Not 10 minutes later, however, Jeopardy! was interrupted by the CBS News Desk in London (why the London desk when we’re in Boston I have no idea–it was, like, 1:00 a.m. over there) telling us that, yes, Steve Jobs had died.
My history with Apple products has been checkered; like many people, I worked with PCs for a long time before switching. In truth, I went back and forth. My home computers were PCs, mostly because they were less expensive. But a lot of places I worked (film production offices, publishing houses) used Macs. At the University of Texas there were computer labs filled with PCs and separate Mac labs used by students who needed that specific software for their studies. I used Macs when learning Quark for book design and production. I certainly prefer Macs for audio and video editing as well.
Only recently did our household switch to Apple. It started with iPhones of course. Gateway drug. Well, no, we’d had iPods for some time before the phones, I suppose. But then we moved on to my getting a MacBook Air for my birthday, to replace my oversized and aging Dell laptop. And a Mac Mini to replace our dying desktop computer. And then I got my husband the iPad for our anniversary. I’ll be getting the updated iPhone 4S soon because I have the original iPhone 3G and am due for an upgrade.
I can’t say I know much about Steve Jobs as a person. I’m just one of many end users of his company’s products. I can say that he and his company created wonderful things, things that have changed the way the world works. That’s an amazing impact to have.

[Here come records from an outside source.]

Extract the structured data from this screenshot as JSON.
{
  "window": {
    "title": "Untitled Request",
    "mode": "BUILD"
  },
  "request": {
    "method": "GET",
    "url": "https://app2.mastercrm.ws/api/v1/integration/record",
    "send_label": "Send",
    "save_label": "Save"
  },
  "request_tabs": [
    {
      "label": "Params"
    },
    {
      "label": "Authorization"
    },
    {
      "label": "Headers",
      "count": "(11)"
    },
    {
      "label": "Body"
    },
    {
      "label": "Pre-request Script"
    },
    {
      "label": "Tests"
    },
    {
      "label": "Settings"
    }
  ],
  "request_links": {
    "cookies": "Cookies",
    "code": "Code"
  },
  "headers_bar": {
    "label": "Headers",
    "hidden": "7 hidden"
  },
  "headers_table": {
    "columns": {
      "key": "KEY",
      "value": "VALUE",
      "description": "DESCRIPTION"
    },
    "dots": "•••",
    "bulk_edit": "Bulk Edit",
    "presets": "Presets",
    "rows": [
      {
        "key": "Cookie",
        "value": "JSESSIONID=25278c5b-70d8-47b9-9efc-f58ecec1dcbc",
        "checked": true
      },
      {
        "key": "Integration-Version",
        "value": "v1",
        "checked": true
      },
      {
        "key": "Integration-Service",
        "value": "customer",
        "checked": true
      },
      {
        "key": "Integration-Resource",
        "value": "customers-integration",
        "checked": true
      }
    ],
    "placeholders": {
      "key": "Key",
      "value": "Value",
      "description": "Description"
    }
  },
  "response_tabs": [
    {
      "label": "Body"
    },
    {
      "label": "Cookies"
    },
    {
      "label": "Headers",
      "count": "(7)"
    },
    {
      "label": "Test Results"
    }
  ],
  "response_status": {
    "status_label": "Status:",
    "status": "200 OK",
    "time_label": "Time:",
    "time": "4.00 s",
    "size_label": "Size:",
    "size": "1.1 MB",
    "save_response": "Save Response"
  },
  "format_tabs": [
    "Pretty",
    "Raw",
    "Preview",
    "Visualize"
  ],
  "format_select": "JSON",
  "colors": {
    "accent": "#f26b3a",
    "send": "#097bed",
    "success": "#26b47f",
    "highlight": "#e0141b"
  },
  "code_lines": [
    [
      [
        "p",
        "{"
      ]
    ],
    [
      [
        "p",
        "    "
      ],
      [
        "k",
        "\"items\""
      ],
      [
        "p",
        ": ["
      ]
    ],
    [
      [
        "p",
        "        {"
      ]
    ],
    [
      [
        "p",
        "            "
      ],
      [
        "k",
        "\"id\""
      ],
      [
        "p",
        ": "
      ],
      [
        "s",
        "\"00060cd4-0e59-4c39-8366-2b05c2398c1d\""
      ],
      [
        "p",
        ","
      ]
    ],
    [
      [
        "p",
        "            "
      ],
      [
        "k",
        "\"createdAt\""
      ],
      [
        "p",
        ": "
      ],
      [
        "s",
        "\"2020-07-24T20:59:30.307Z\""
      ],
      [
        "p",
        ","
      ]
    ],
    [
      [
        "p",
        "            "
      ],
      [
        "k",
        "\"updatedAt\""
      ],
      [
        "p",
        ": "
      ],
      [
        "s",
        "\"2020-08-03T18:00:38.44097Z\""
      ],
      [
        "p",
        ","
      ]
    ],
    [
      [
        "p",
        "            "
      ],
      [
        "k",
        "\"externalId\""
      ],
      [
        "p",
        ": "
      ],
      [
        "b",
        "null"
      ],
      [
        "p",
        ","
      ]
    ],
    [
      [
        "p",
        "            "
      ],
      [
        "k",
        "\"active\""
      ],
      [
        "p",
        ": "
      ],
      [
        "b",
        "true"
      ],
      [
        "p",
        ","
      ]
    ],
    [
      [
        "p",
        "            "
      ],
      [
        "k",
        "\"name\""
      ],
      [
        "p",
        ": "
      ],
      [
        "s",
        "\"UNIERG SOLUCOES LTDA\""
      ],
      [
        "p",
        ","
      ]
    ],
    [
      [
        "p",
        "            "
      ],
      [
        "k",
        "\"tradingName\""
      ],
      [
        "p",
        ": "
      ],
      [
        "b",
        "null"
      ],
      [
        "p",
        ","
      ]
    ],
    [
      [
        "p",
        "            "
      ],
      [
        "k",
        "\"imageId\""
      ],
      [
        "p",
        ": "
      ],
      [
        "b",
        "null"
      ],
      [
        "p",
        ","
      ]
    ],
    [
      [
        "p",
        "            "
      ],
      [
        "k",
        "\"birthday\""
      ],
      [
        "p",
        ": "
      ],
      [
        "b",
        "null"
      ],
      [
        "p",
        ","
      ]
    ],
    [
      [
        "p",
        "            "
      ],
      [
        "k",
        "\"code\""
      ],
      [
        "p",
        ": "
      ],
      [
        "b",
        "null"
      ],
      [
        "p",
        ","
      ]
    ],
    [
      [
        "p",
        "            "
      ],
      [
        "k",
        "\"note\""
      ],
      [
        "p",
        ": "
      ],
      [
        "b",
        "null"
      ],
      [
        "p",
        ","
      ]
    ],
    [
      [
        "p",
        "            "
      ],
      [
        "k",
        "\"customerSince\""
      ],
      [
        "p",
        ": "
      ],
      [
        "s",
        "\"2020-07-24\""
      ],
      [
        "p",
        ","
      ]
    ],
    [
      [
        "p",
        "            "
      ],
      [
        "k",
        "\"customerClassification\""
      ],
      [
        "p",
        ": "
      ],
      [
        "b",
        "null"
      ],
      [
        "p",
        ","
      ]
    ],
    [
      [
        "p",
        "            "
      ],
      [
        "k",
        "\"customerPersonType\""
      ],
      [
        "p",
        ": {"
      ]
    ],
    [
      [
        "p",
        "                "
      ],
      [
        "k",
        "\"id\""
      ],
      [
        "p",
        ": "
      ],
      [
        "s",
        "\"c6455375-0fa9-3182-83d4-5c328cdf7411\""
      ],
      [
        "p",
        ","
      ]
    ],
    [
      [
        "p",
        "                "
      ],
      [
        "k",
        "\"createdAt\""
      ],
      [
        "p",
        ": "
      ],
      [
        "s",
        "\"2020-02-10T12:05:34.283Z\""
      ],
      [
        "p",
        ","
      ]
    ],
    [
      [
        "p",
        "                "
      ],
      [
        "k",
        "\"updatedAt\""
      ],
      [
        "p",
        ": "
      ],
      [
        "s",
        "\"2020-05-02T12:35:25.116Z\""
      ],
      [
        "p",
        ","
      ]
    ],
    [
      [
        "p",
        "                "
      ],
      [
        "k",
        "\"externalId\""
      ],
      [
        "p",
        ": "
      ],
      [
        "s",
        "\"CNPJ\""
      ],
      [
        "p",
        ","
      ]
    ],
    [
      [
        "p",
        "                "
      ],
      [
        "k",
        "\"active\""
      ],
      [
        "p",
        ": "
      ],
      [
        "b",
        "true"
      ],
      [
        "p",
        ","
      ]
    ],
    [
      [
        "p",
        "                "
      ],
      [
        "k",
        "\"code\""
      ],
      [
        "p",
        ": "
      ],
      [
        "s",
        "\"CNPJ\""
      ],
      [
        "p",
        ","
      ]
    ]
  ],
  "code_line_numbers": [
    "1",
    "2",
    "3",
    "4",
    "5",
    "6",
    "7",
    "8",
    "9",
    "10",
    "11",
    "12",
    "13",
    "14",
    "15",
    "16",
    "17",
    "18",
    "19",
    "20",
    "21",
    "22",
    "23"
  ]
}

I’ve been enjoying some of the quotes I’ve seen popping up, things Jobs said, like about following your heart and intuition. Right now I’m having some trouble gathering the courage to do some of the things I really want to do–I keep thinking there’s just no way I’ll ever be successful–so these quotes have been a nice bit of inspiration. They give me hope. I’m never going to be a Steve Jobs and change the world, but I can do little things to change MY world and MY life and become the person I want to be. So thanks, Steve, for that.